Trip-Hop – so nannte man einmal das nebelverhangene, melancholische Hip-Hop-Subgenre aus Bristol, das Bands wie Massive Attack, Portishead oder Tricky Mitte der neunziger Jahre popularisierten und das in der Folge Cafés, Bars und Wohnzimmer in aller Welt mit Film-noir-Atmosphäre auflud. Achtzehn Jahre nach dem Portishead-Debüt «Dummy» mag Geoff Barrow den Begriff «Trip-Hop» selber nicht mehr leiden – so wenig wie die entsprechenden Beats.
Der Produzent des Bristoler Kollektivs legte gar eine fünfjährige Schaffenspause ein, um sich in seiner Musik nicht ständig zu wiederholen: «Ich war an dem Punkt angelangt, wo ich von Dance-Musik die Nase voll hatte. Ich hasste die ganze DJ-Kultur.» Mit neuen Projekten aber, sagt Barrow, habe er nun seine Liebe zur Musik wiederentdeckt. Seine neuesten Projekte: Das ist einerseits die Jam-Rock-Band Beak, die vor allem als Live-Act funktioniert. Und andererseits der exzentrische Hip-Hop der Quakers. Was steckt hinter dem Namen? «Die Quäker formierten sich Mitte des 17. Jahrhunderts in England als religiöse Erweckungsbewegung. Sie nannten sich ursprünglich Seekers und Dissenters – da finden wir uns in Bezug auf Hip-Hop auch wieder.»

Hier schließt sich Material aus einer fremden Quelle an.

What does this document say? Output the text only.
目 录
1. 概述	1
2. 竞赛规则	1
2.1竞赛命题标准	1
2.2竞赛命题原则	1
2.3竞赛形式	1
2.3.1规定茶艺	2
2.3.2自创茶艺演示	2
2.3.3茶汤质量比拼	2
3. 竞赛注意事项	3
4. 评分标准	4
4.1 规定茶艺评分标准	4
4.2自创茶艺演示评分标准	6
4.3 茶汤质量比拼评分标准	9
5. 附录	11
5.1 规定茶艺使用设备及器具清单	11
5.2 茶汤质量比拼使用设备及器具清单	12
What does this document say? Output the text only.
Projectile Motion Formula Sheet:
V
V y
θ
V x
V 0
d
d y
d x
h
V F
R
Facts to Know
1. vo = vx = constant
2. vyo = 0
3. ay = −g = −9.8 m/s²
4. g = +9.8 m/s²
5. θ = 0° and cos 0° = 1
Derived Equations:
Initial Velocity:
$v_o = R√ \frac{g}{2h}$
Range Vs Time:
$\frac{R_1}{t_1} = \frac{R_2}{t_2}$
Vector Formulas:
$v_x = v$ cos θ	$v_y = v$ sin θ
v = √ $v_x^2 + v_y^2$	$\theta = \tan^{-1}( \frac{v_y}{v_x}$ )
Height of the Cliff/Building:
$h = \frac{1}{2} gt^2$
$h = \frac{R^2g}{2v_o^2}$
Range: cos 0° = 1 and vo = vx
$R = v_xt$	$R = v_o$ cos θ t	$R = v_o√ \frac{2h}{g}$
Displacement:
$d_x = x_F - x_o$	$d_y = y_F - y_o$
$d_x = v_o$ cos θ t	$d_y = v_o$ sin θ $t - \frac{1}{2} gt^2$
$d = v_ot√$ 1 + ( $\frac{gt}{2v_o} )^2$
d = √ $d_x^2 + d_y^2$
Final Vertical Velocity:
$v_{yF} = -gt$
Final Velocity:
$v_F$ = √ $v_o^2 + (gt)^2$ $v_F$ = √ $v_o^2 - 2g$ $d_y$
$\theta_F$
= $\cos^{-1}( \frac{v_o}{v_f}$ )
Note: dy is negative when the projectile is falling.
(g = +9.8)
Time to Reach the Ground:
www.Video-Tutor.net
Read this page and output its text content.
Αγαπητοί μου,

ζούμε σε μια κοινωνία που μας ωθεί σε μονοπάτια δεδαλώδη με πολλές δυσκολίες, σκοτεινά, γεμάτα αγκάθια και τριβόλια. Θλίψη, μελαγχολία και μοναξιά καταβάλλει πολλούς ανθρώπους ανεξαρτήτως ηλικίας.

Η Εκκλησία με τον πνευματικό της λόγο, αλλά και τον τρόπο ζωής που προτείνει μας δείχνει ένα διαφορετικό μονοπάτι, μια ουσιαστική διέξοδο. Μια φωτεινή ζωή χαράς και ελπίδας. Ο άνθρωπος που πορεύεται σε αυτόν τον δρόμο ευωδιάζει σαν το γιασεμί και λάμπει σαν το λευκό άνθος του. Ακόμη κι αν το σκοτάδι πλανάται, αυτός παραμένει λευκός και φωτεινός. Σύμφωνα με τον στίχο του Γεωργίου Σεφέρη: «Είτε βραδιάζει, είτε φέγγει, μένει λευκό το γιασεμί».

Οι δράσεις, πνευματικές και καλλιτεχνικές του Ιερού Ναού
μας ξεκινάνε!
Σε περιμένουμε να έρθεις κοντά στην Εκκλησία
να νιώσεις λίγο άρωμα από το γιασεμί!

Als Abweichler und Sucher: So sieht sich das Produzenten-Trio der Quakers, zu dem auch der Portishead-Toningenieur 7-Stu-7 und der australische Beat-Bastler Katalyst gehören. Drei Hip-Hop-Gläubige, über deren Gesinnung eine Menge gesagt ist, wenn man weiss, dass Barrow einmal einen Remix-Auftrag von Jay-Z mit dem Argument ablehnte, dass ihn «Mainstream-Hip-Hop mit all den Euro-Disco-aufgepeppten Jacht-Storys» nicht interessiere. Entsprechend alternativ und «low-profile» liest sich die Gästeliste des Projekts: Aloe Blacc, Guilty Simpson und Dead Prez – das sind die bekanntesten Namen. Zusammen mit den restlichen 32 Rappern teilen sie das gesellschaftskritische Ethos und eine Ästhetik, die sich weniger dem Pop-Markt als der Hardcore-Gemeinde verpflichtet fühlt. Rau und düster rumpeln die Beats. Geoff Barrows offensichtliche Einflüsse: «Rebel Without A Pause» von Public Enemy und «Da Mystery Of Chess Boxing» vom Wu-Tang Clan; sowie die trockene Aura, die amerikanische Produzenten wie DJ Premier prägten und Madlib oder J Dilla perfektionierten. Barrow kann stundenlang von diesen Vorbildern schwärmen. Und doch behauptet er einen dezidiert britischen Einschlag: «Wir versuchen Public Enemy auf unsere Verhältnisse zu übersetzen. In England war schwarze Musik dank den Einflüssen der jamaicanischen DJ-Kultur immer etwas rauer als die Soul-lastigen amerikanischen Produktionen.»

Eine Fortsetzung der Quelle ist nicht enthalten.